Thursday, April 2, 2009

DFA - Behind the Scenes

Just posting for anyone interested. Something I learned while handling a large part of the finite state automation code was working with subsets, full sets, and so on. In order to ease the pain of working with a large series of characters, I created a 'RegularLanguageBitArray' which originally wrapped the Systems.Collections.BitArray. One thing I found with using it is with the frequency at which I was editing the values, it would probably be quicker to implement my own variation on the problem. Bitwise And, Or, Exclusive Or were all handled on a bit by bit basis, which doesn't really make sense if you're working with sets that can potentially span thousands of bits.

Thus the 'MinimalSetData' was created. A specially written variant of BitArray, a simple data structure aimed at easing the use of subsets which are a part of a bigger set. They contain an offset on where the first bit is set, a length, as well as the length of the full set they're a part of. On top of this, inverted sets were common in the reg-ex-ish syntax I provided for the parser compiler, so having a means to have all these together for reuse later on was helpful.
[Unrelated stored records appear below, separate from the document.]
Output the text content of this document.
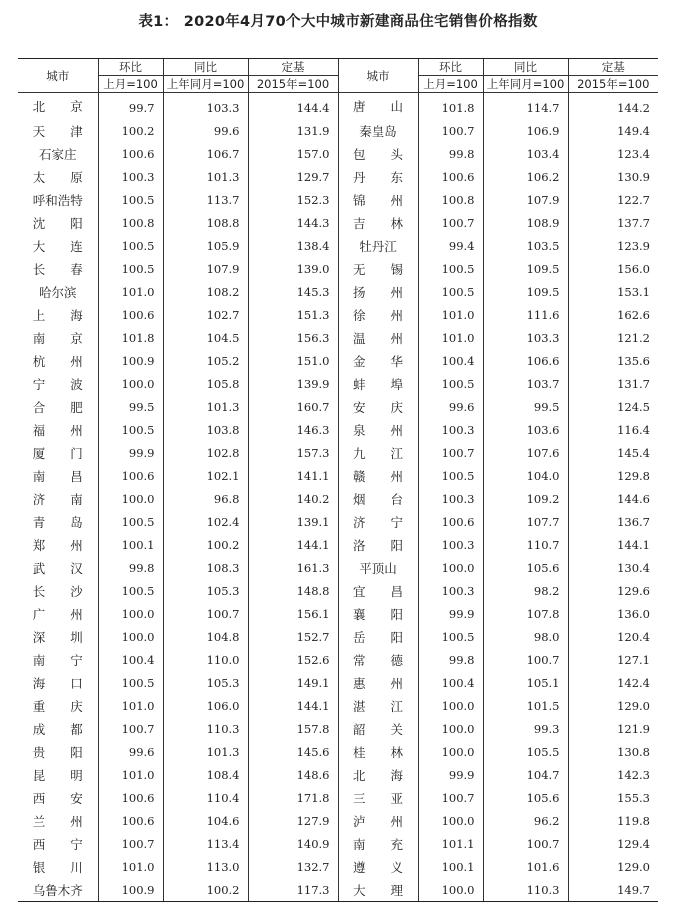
表1： 2020年4月70个大中城市新建商品住宅销售价格指数
城市	环比	同比	定基	城市	环比	同比	定基
	上月=100	上年同月=100	2015年=100		上月=100	上年同月=100	2015年=100
北　　京	99.7	103.3	144.4	唐　　山	101.8	114.7	144.2
天　　津	100.2	99.6	131.9	秦皇岛	100.7	106.9	149.4
石家庄	100.6	106.7	157.0	包　　头	99.8	103.4	123.4
太　　原	100.3	101.3	129.7	丹　　东	100.6	106.2	130.9
呼和浩特	100.5	113.7	152.3	锦　　州	100.8	107.9	122.7
沈　　阳	100.8	108.8	144.3	吉　　林	100.7	108.9	137.7
大　　连	100.5	105.9	138.4	牡丹江	99.4	103.5	123.9
长　　春	100.5	107.9	139.0	无　　锡	100.5	109.5	156.0
哈尔滨	101.0	108.2	145.3	扬　　州	100.5	109.5	153.1
上　　海	100.6	102.7	151.3	徐　　州	101.0	111.6	162.6
南　　京	101.8	104.5	156.3	温　　州	101.0	103.3	121.2
杭　　州	100.9	105.2	151.0	金　　华	100.4	106.6	135.6
宁　　波	100.0	105.8	139.9	蚌　　埠	100.5	103.7	131.7
合　　肥	99.5	101.3	160.7	安　　庆	99.6	99.5	124.5
福　　州	100.5	103.8	146.3	泉　　州	100.3	103.6	116.4
厦　　门	99.9	102.8	157.3	九　　江	100.7	107.6	145.4
南　　昌	100.6	102.1	141.1	赣　　州	100.5	104.0	129.8
济　　南	100.0	96.8	140.2	烟　　台	100.3	109.2	144.6
青　　岛	100.5	102.4	139.1	济　　宁	100.6	107.7	136.7
郑　　州	100.1	100.2	144.1	洛　　阳	100.3	110.7	144.1
武　　汉	99.8	108.3	161.3	平顶山	100.0	105.6	130.4
长　　沙	100.5	105.3	148.8	宜　　昌	100.3	98.2	129.6
广　　州	100.0	100.7	156.1	襄　　阳	99.9	107.8	136.0
深　　圳	100.0	104.8	152.7	岳　　阳	100.5	98.0	120.4
南　　宁	100.4	110.0	152.6	常　　德	99.8	100.7	127.1
海　　口	100.5	105.3	149.1	惠　　州	100.4	105.1	142.4
重　　庆	101.0	106.0	144.1	湛　　江	100.0	101.5	129.0
成　　都	100.7	110.3	157.8	韶　　关	100.0	99.3	121.9
贵　　阳	99.6	101.3	145.6	桂　　林	100.0	105.5	130.8
昆　　明	101.0	108.4	148.6	北　　海	99.9	104.7	142.3
西　　安	100.6	110.4	171.8	三　　亚	100.7	105.6	155.3
兰　　州	100.6	104.6	127.9	泸　　州	100.0	96.2	119.8
西　　宁	100.7	113.4	140.9	南　　充	101.1	100.7	129.4
银　　川	101.0	113.0	132.7	遵　　义	100.1	101.6	129.0
乌鲁木齐	100.9	100.2	117.3	大　　理	100.0	110.3	149.7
I utilized this special bit array functionality in three areas: Character ranges, token sub-set ranges, and syntactical ranges (for what rules, tokens, and token sub-elements).

The next step is to utilize the information provided by a few other classes (which I'll go into later) and perform look-ahead resolution. Based upon what I've been reading the type of parser I'm creating is similar to the Earley Parser, since I'm trying for a non-backtracking system that'll probably use a state-based system to handle the parse process. Here's hoping it doesn't have the same operational time (O(n3)).